Magwevana advised the community, caregivers and parents to know their children so they will be able to recognise signs of abuse.

“If a child is showing any signs of sadness or withdrawal from their daily routine, or a parent is suspecting any form of abuse, they should seek professional help. We have to report these suspicions to the professionals or experts in our local institutions — at the Department of Social Development, Department of Health and local NGOs.

“Sadly, in most cases, perpetrators are very close to victims, which makes everything worse but, to anyone who suspects any form of abuse of a child, you must report it. Remember: your child is our child and is a nation’s child,” Magwevana said.

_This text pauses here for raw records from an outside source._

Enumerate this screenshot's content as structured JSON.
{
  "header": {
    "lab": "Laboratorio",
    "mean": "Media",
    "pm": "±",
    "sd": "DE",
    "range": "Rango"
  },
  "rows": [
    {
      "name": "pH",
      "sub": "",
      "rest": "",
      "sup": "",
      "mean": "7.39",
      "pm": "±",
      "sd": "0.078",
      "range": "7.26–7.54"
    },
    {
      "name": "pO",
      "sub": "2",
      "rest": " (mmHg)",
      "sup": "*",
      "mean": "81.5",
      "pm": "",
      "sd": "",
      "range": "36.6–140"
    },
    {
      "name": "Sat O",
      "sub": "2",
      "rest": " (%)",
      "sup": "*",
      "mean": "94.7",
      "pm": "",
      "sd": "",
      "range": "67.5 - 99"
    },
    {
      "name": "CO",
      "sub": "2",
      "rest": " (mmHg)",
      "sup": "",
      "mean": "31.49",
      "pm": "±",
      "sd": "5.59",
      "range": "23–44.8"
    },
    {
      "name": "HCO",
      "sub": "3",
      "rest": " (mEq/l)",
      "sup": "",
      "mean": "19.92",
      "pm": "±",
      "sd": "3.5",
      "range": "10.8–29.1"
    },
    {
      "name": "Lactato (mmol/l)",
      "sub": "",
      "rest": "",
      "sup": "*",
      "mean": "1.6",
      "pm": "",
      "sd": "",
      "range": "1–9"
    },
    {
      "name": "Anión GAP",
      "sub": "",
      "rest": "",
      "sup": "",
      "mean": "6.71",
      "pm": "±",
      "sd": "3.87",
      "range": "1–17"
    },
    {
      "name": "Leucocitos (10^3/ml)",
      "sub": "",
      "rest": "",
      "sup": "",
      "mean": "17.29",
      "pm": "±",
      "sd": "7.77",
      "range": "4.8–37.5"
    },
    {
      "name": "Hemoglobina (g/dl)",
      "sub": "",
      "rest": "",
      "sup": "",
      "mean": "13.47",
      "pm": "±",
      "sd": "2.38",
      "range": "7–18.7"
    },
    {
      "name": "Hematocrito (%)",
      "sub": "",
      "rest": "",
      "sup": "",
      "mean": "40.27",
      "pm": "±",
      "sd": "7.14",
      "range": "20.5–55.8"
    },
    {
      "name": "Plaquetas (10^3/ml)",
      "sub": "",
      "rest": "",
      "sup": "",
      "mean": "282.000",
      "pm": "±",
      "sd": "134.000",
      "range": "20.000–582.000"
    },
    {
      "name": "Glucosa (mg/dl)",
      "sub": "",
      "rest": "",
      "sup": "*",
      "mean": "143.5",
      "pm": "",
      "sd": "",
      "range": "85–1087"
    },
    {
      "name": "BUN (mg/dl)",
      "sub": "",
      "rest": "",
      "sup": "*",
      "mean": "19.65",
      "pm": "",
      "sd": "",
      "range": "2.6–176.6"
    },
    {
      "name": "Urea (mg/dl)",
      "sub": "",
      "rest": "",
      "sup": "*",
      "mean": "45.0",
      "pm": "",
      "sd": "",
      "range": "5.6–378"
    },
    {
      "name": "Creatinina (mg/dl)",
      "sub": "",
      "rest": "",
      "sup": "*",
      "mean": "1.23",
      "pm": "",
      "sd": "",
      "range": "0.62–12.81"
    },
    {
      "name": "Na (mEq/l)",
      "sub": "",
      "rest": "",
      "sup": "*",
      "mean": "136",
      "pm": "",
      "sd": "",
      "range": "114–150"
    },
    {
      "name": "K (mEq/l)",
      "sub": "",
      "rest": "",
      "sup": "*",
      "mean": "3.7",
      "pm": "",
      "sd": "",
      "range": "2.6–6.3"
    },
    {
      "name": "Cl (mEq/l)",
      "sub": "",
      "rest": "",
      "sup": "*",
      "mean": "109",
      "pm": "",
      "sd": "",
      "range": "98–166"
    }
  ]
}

The clinical director of the Teddy Bear Foundation, Shaheda Omar, told the Greytown Gazette that a child with a disability will manifest the same symptoms as a child without a disability.

She said children with disabilities who have been abused often suffer in silence as they are unable to express themselves, adding: “It is important for a primary health care-giver of a child with a disability to be knowledgeable of behavioural changes in a child.

This knowledge will allow them to better identity behavioural changes.

“For example, if a child becomes aggressive, unable to concentrate, not willing to play, and is shouting and screaming — it should raise a red flag that something is wrong because children with disabilities often cannot verbalise what is happening to them.”

Omar said cognitively challenged children are also vulnerable because they “might instinctively know that they are powerless to stop the abuse or to articulate their feelings.”